Overview

Voltaren is a prescription medication that was approved by the Food and Drug Administration (FDA) in 1988 to treat certain forms of arthritis. Voltaren may also be referred to by its drug name, Diclofenac. Diclofenac is also sold under the brand name Arthrotec. Voltaren is used to treat pain, stiffness, and swelling caused by psoriatic arthritis.

Voltaren should not be used by people who are allergic to aspirin or nonsteroidal anti-inflammatory drugs (NSAIDs) such as Aleve or Ibuprofen. Voltaren may not be appropriate for pregnant women. Do not take Voltaren while you are also taking aspirin or another NSAID drug. Voltaren should be used with caution in smokers, diabetics, and people with a history of heart, liver, or kidney problems, high blood pressure, alcoholism, binge drinking, or strokes.... read more

Voltaren is an NSAID. NSAIDs help reduce fever, pain and inflammation. Voltaren is believed to work by inhibiting the production of chemicals that promote inflammation in the body.

How do I take it?
Voltaren may be taken orally as a tablet twice a day, or applied four times a day as a topical gel. Do not apply cosmetics, lotions, sunblock, or other products to skin treated with Voltaren.
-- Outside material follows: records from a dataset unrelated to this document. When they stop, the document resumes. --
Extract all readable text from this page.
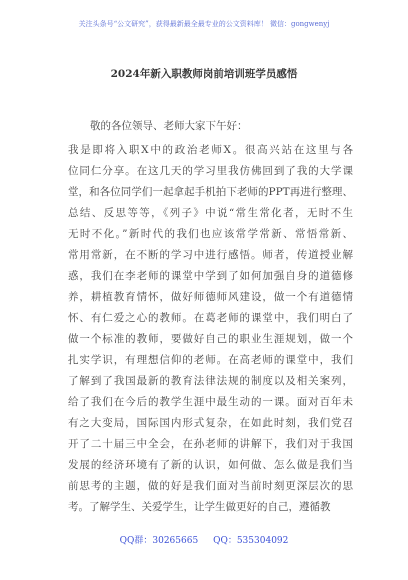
关注头条号“公文研究”，获得最新最全最专业的公文资料库！ 微信：gongwenyj
2024年新入职教师岗前培训班学员感悟
敬的各位领导、老师大家下午好：
我是即将入职X中的政治老师X。很高兴站在这里与各
位同仁分享。在这几天的学习里我仿佛回到了我的大学课
堂，和各位同学们一起拿起手机拍下老师的PPT再进行整理、
总结、反思等等，《列子》中说“常生常化者，无时不生
无时不化。”新时代的我们也应该常学常新、常悟常新、
常用常新，在不断的学习中进行感悟。师者，传道授业解
惑，我们在李老师的课堂中学到了如何加强自身的道德修
养，耕植教育情怀，做好师德师风建设，做一个有道德情
怀、有仁爱之心的教师。在葛老师的课堂中，我们明白了
做一个标准的教师，要做好自己的职业生涯规划，做一个
扎实学识，有理想信仰的老师。在高老师的课堂中，我们
了解到了我国最新的教育法律法规的制度以及相关案列，
给了我们在今后的教学生涯中最生动的一课。面对百年未
有之大变局，国际国内形式复杂，在如此时刻，我们党召
开了二十届三中全会，在孙老师的讲解下，我们对于我国
发展的经济环境有了新的认识，如何做、怎么做是我们当
前思考的主题，做的好是我们面对当前时刻更深层次的思
考。了解学生、关爱学生，让学生做更好的自己，遵循教
QQ群：30265665 QQ：535304092
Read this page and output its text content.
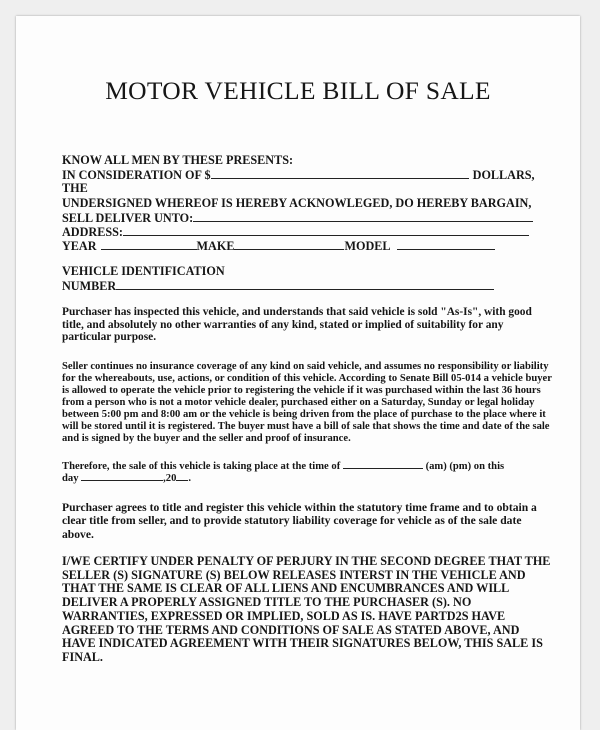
MOTOR VEHICLE BILL OF SALE
KNOW ALL MEN BY THESE PRESENTS:
IN CONSIDERATION OF $	DOLLARS,
THE
UNDERSIGNED WHEREOF IS HEREBY ACKNOWLEGED, DO HEREBY BARGAIN,
SELL DELIVER UNTO:
ADDRESS:
YEAR	MAKE	MODEL
VEHICLE IDENTIFICATION
NUMBER

Purchaser has inspected this vehicle, and understands that said vehicle is sold "As-Is", with good title, and absolutely no other warranties of any kind, stated or implied of suitability for any particular purpose.

Seller continues no insurance coverage of any kind on said vehicle, and assumes no responsibility or liability for the whereabouts, use, actions, or condition of this vehicle. According to Senate Bill 05-014 a vehicle buyer is allowed to operate the vehicle prior to registering the vehicle if it was purchased within the last 36 hours from a person who is not a motor vehicle dealer, purchased either on a Saturday, Sunday or legal holiday between 5:00 pm and 8:00 am or the vehicle is being driven from the place of purchase to the place where it will be stored until it is registered. The buyer must have a bill of sale that shows the time and date of the sale and is signed by the buyer and the seller and proof of insurance.

Therefore, the sale of this vehicle is taking place at the time of	(am) (pm) on this
day	,20 .

Purchaser agrees to title and register this vehicle within the statutory time frame and to obtain a clear title from seller, and to provide statutory liability coverage for vehicle as of the sale date above.

I/WE CERTIFY UNDER PENALTY OF PERJURY IN THE SECOND DEGREE THAT THE SELLER (S) SIGNATURE (S) BELOW RELEASES INTERST IN THE VEHICLE AND THAT THE SAME IS CLEAR OF ALL LIENS AND ENCUMBRANCES AND WILL DELIVER A PROPERLY ASSIGNED TITLE TO THE PURCHASER (S). NO WARRANTIES, EXPRESSED OR IMPLIED, SOLD AS IS. HAVE PARTD2S HAVE AGREED TO THE TERMS AND CONDITIONS OF SALE AS STATED ABOVE, AND HAVE INDICATED AGREEMENT WITH THEIR SIGNATURES BELOW, THIS SALE IS FINAL.
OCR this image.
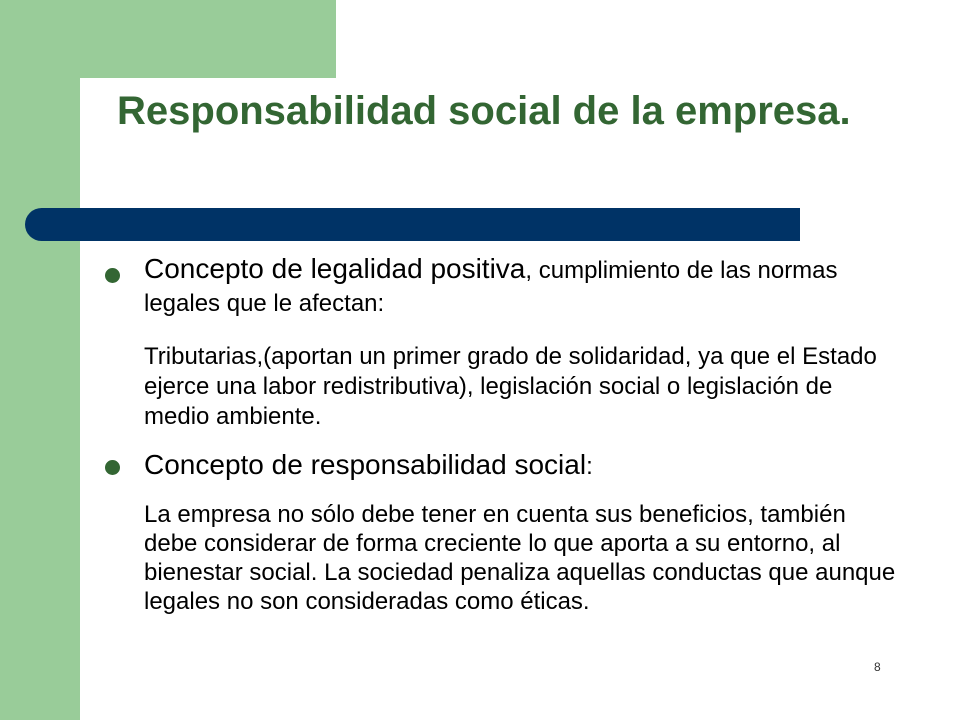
Responsabilidad social de la empresa.

Concepto de legalidad positiva, cumplimiento de las normas legales que le afectan:

Tributarias,(aportan un primer grado de solidaridad, ya que el Estado ejerce una labor redistributiva), legislación social o legislación de medio ambiente.

Concepto de responsabilidad social:

La empresa no sólo debe tener en cuenta sus beneficios, también debe considerar de forma creciente lo que aporta a su entorno, al bienestar social. La sociedad penaliza aquellas conductas que aunque legales no son consideradas como éticas.

8
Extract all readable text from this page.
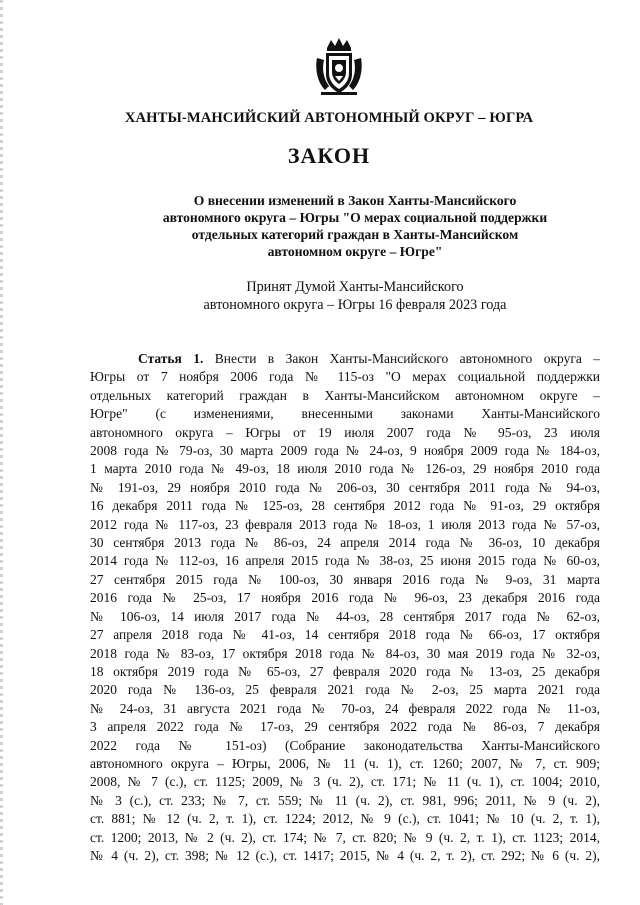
ХАНТЫ-МАНСИЙСКИЙ АВТОНОМНЫЙ ОКРУГ – ЮГРА
ЗАКОН
О внесении изменений в Закон Ханты-Мансийского
автономного округа – Югры "О мерах социальной поддержки
отдельных категорий граждан в Ханты-Мансийском
автономном округе – Югре"
Принят Думой Ханты-Мансийского
автономного округа – Югры 16 февраля 2023 года
Статья 1. Внести в Закон Ханты-Мансийского автономного округа –
Югры от 7 ноября 2006 года № 115-оз "О мерах социальной поддержки
отдельных категорий граждан в Ханты-Мансийском автономном округе –
Югре" (с изменениями, внесенными законами Ханты-Мансийского
автономного округа – Югры от 19 июля 2007 года № 95-оз, 23 июля
2008 года № 79-оз, 30 марта 2009 года № 24-оз, 9 ноября 2009 года № 184-оз,
1 марта 2010 года № 49-оз, 18 июля 2010 года № 126-оз, 29 ноября 2010 года
№ 191-оз, 29 ноября 2010 года № 206-оз, 30 сентября 2011 года № 94-оз,
16 декабря 2011 года № 125-оз, 28 сентября 2012 года № 91-оз, 29 октября
2012 года № 117-оз, 23 февраля 2013 года № 18-оз, 1 июля 2013 года № 57-оз,
30 сентября 2013 года № 86-оз, 24 апреля 2014 года № 36-оз, 10 декабря
2014 года № 112-оз, 16 апреля 2015 года № 38-оз, 25 июня 2015 года № 60-оз,
27 сентября 2015 года № 100-оз, 30 января 2016 года № 9-оз, 31 марта
2016 года № 25-оз, 17 ноября 2016 года № 96-оз, 23 декабря 2016 года
№ 106-оз, 14 июля 2017 года № 44-оз, 28 сентября 2017 года № 62-оз,
27 апреля 2018 года № 41-оз, 14 сентября 2018 года № 66-оз, 17 октября
2018 года № 83-оз, 17 октября 2018 года № 84-оз, 30 мая 2019 года № 32-оз,
18 октября 2019 года № 65-оз, 27 февраля 2020 года № 13-оз, 25 декабря
2020 года № 136-оз, 25 февраля 2021 года № 2-оз, 25 марта 2021 года
№ 24-оз, 31 августа 2021 года № 70-оз, 24 февраля 2022 года № 11-оз,
3 апреля 2022 года № 17-оз, 29 сентября 2022 года № 86-оз, 7 декабря
2022 года № 151-оз) (Собрание законодательства Ханты-Мансийского
автономного округа – Югры, 2006, № 11 (ч. 1), ст. 1260; 2007, № 7, ст. 909;
2008, № 7 (с.), ст. 1125; 2009, № 3 (ч. 2), ст. 171; № 11 (ч. 1), ст. 1004; 2010,
№ 3 (с.), ст. 233; № 7, ст. 559; № 11 (ч. 2), ст. 981, 996; 2011, № 9 (ч. 2),
ст. 881; № 12 (ч. 2, т. 1), ст. 1224; 2012, № 9 (с.), ст. 1041; № 10 (ч. 2, т. 1),
ст. 1200; 2013, № 2 (ч. 2), ст. 174; № 7, ст. 820; № 9 (ч. 2, т. 1), ст. 1123; 2014,
№ 4 (ч. 2), ст. 398; № 12 (с.), ст. 1417; 2015, № 4 (ч. 2, т. 2), ст. 292; № 6 (ч. 2),
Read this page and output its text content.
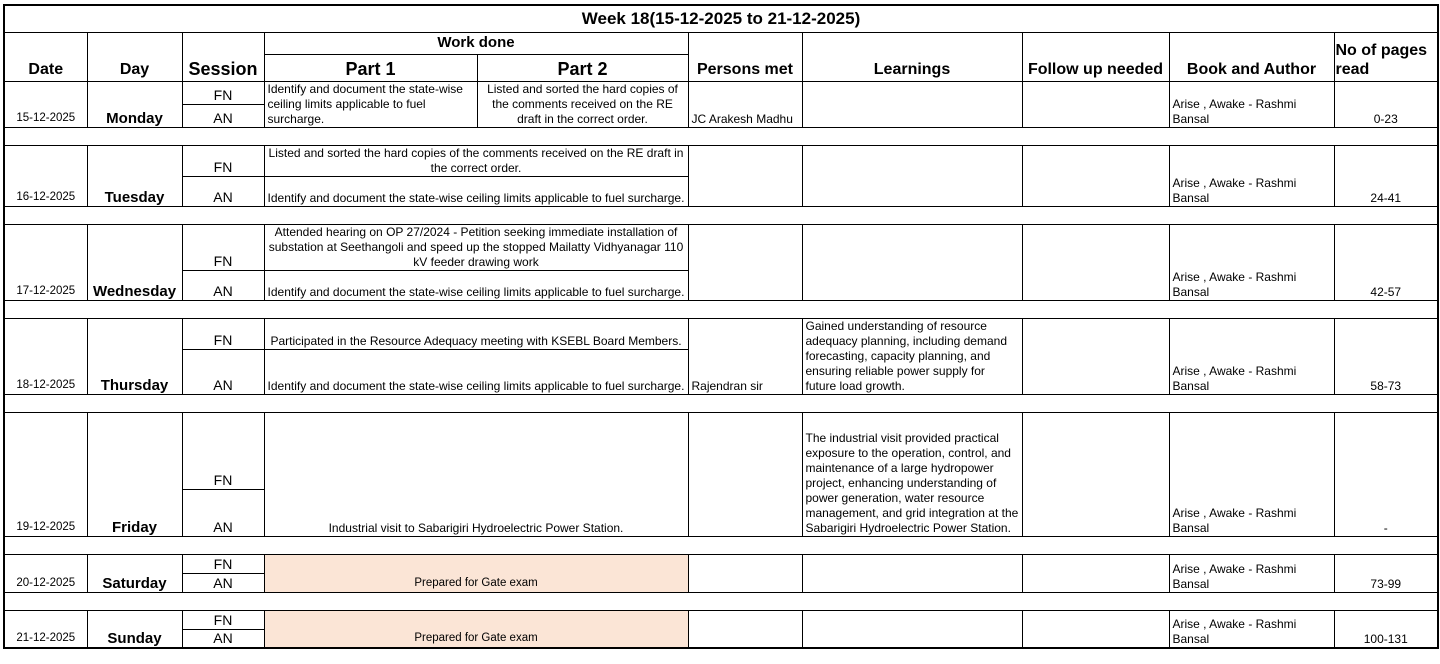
Week 18(15-12-2025 to 21-12-2025)									
Date	Day	Session	Work done		Persons met	Learnings	Follow up needed	Book and Author	No of pages read
			Part 1	Part 2					
15-12-2025	Monday	FN	Identify and document the state-wise ceiling limits applicable to fuel surcharge.	Listed and sorted the hard copies of the comments received on the RE draft in the correct order.	JC Arakesh Madhu			Arise , Awake - Rashmi Bansal	0-23
		AN							

16-12-2025	Tuesday	FN	Listed and sorted the hard copies of the comments received on the RE draft in the correct order.					Arise , Awake - Rashmi Bansal	24-41
		AN	Identify and document the state-wise ceiling limits applicable to fuel surcharge.						

17-12-2025	Wednesday	FN	Attended hearing on OP 27/2024 - Petition seeking immediate installation of substation at Seethangoli and speed up the stopped Mailatty Vidhyanagar 110 kV feeder drawing work					Arise , Awake - Rashmi Bansal	42-57
		AN	Identify and document the state-wise ceiling limits applicable to fuel surcharge.						

18-12-2025	Thursday	FN	Participated in the Resource Adequacy meeting with KSEBL Board Members.		Rajendran sir	Gained understanding of resource adequacy planning, including demand forecasting, capacity planning, and ensuring reliable power supply for future load growth.		Arise , Awake - Rashmi Bansal	58-73
		AN	Identify and document the state-wise ceiling limits applicable to fuel surcharge.						

19-12-2025	Friday	FN	Industrial visit to Sabarigiri Hydroelectric Power Station.			The industrial visit provided practical exposure to the operation, control, and maintenance of a large hydropower project, enhancing understanding of power generation, water resource management, and grid integration at the Sabarigiri Hydroelectric Power Station.		Arise , Awake - Rashmi Bansal	-
		AN							

20-12-2025	Saturday	FN	Prepared for Gate exam					Arise , Awake - Rashmi Bansal	73-99
		AN							

21-12-2025	Sunday	FN	Prepared for Gate exam					Arise , Awake - Rashmi Bansal	100-131
		AN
Topical Voltaren can make your skin more sensitive to sunlight in the areas where you apply it. Protect treated areas from sunburn while using Voltaren by covering skin with clothing.

Always follow your doctor’s instructions exactly when using or taking Voltaren.

Results
In an article published in 2005, researchers reviewed scientific literature on the use of NSAIDs and disease-modifying antirheumatic drugs (DMARDs) for the treatment of psoriatic arthritis. The researchers concluded that NSAIDs are more effective than a placebo for treating joint pain, swelling, and tenderness associated with psoriatic arthritis.

Side effects
Rare but serious side effects of Voltaren may include an increase in the risk of stroke, heart attack, and gastrointestinal bleeding. Seek immediate medical assistance if you experience pain in your chest or left arm, shortness of breath, numbness in your hands or feet, or sudden weakness on one side of your body.

Common side effects of Voltaren include stomach pain, constipation, gas, dizziness, and numbness or tingling in the limbs and extremities. Skin treated with Voltaren may become dry, itchy, red, hard, swollen, or numb. Voltaren can cause your skin to become more sensitive to sunlight, increasing your risk for sunburn.

Contact your doctor if you experience severe stomach pain, nausea or vomiting, black stools that appear bloody or tarry, a change in the amount of urine you produce, yellowing of the eyes or skin (jaundice), weight gain, skin problems such as rash or hives, mouth ulcers, swelling, and fast heartbeat (tachycardia), or a stiff neck while taking Voltaren.

Seek medical help immediately if you experience symptoms of an allergic reaction such as trouble breathing, severe dizziness, rash, or itching or swelling of the face, tongue, and throat.